The Blue Hour Episode January 27, 2022

Tina Loo - On Canadian History

7:08pm - 8:11pm

Why are certain people and places vulnerable? Who is responsible for remedying the situation? And what is fair? Why is historical research important?

Tina Loo is a professor in the department of history at the University of British Columbia. She is a leading scholar of Canadian and environmental history. Her work has focused on the nature and impacts of the state’s actions to manage human and non-human environments in the interests of development. She is also recognized for her outstanding and innovative teaching techniques and commitment to mentoring.

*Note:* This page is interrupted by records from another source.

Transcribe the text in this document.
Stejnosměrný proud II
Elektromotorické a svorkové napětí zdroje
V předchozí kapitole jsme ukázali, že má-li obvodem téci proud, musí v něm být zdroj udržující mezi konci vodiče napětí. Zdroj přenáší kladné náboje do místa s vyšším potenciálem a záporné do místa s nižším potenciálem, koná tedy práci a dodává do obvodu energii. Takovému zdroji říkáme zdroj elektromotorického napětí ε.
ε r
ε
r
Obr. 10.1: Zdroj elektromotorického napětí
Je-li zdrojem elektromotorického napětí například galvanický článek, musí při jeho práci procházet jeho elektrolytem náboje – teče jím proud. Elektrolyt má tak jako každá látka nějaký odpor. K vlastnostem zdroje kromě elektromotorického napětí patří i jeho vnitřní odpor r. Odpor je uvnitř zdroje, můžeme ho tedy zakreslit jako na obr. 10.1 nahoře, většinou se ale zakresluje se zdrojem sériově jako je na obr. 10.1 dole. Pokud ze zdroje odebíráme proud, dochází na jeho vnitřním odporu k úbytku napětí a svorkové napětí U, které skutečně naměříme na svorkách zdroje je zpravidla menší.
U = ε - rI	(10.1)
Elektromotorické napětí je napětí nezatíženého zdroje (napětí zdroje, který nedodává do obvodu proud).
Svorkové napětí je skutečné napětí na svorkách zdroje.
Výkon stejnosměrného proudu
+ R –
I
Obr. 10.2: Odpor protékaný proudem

In her latest, book, Moved by the State, Forced Relocation and Making a Good Life in Canada she explores the contradiction between intention and consequence as resettlement played out among Inuit in the central Arctic, fishing families in Newfoundland’s outports, farmers and loggers in Quebec’s Gaspé region, Black residents of Halifax’s Africville, and Chinese Canadians in Vancouver’s East Side. In the process, she reveals the optimistic belief underpinning postwar relocations: the power of the interventionist state to do good.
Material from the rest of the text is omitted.